South Devon is the southern part of Devon, England. Because Devon has its major population centres on its two coasts, the county is divided informally into North Devon and South Devon. In a narrower sense "South Devon" is used to refer to the part of Devon south of Exeter and Dartmoor, including Plymouth, Torbay and the districts of South Hams, West Devon and Teignbridge.

South Devon is also sometimes, although incorrectly, taken to include East Devon, which includes the first seaside resort to be developed in the county, Exmouth and the more upmarket Georgian town of Sidmouth, headquarters of the East Devon District Council.

National character area 
South Devon is more precisely defined as a natural region which has been designated as National Character Area 151 by Natural England.

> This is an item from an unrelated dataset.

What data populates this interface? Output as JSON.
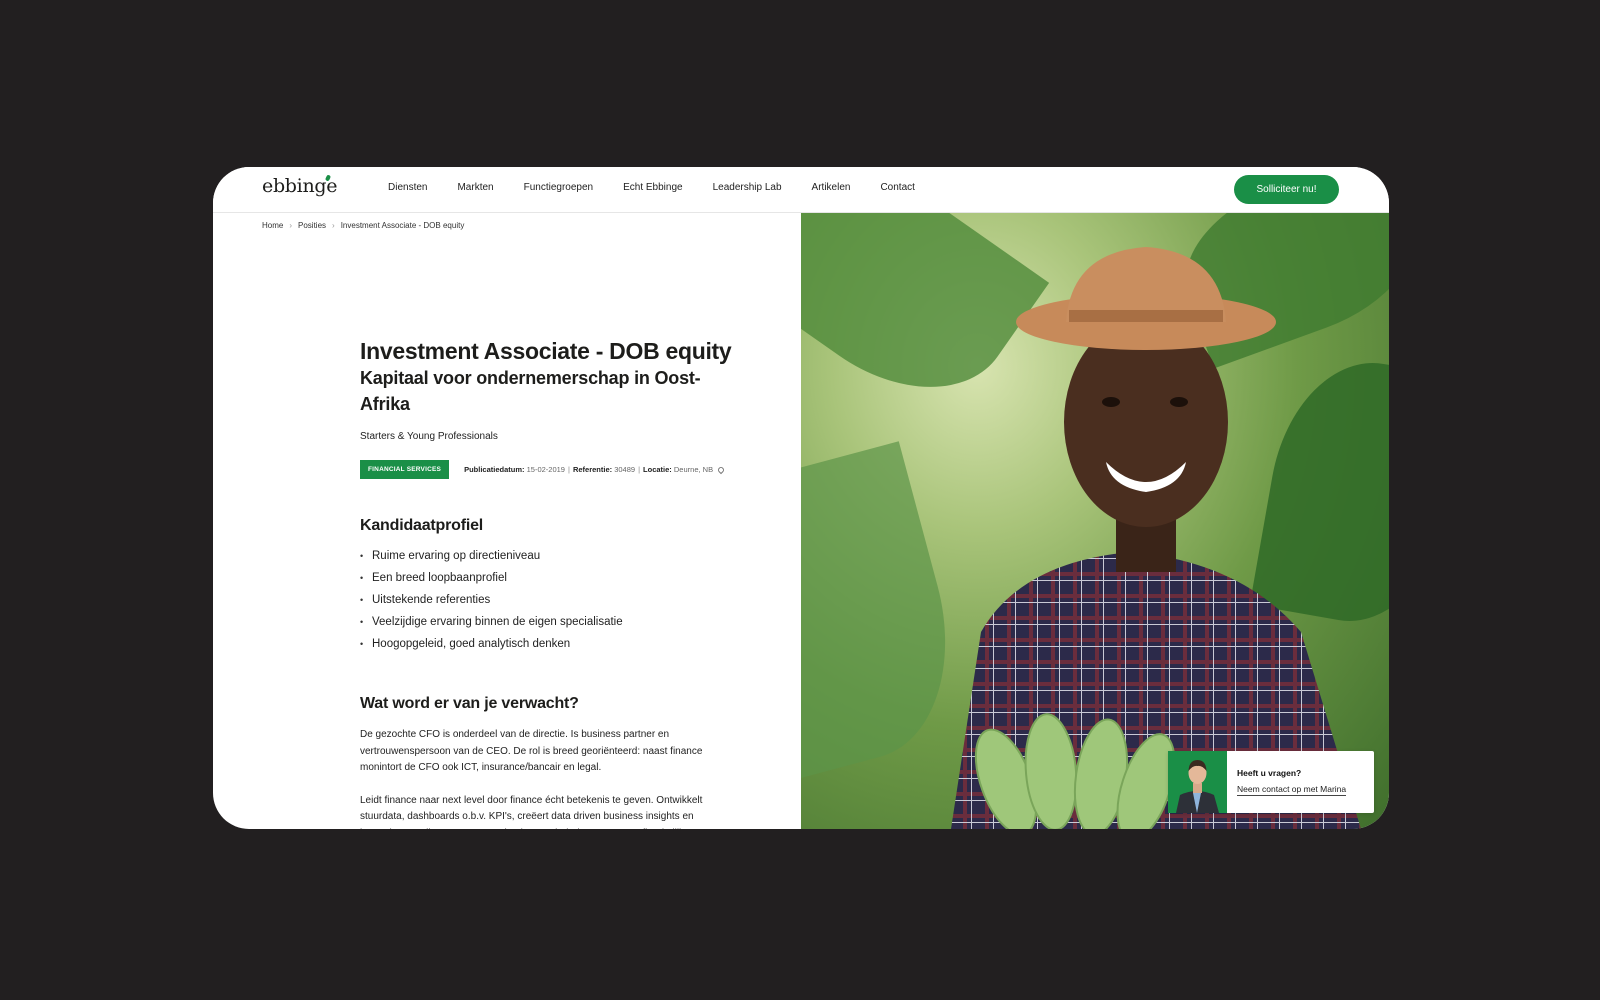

The South Devon National Character Area as defined by Natural England is bounded by the River Tamar in the west, the coastline from Plymouth to Torquay in the south, the southern boundary of Dartmoor in the north. Either side of Dartmoor it reaches as far north as Chillaton in the west and Chudleigh and Bovey Tracey in the east. Adjacent natural regions are the Cornish Killas to the west of the Tamar Valley, The Culm to the northwest and the Devon Redlands to the northeast.

Geography
The landscape of South Devon consists of rolling hills dotted with small towns, such as Dartmouth, Ivybridge, Kingsbridge, Salcombe, and Totnes. The towns of Torquay and Paignton are the principal seaside resorts on the south coast.  Another notable feature is the coastal railway line between Newton Abbot and the Exe Estuary: the red sandstone cliffs and sea views are very dramatic and in the resorts railway line and beaches are very near.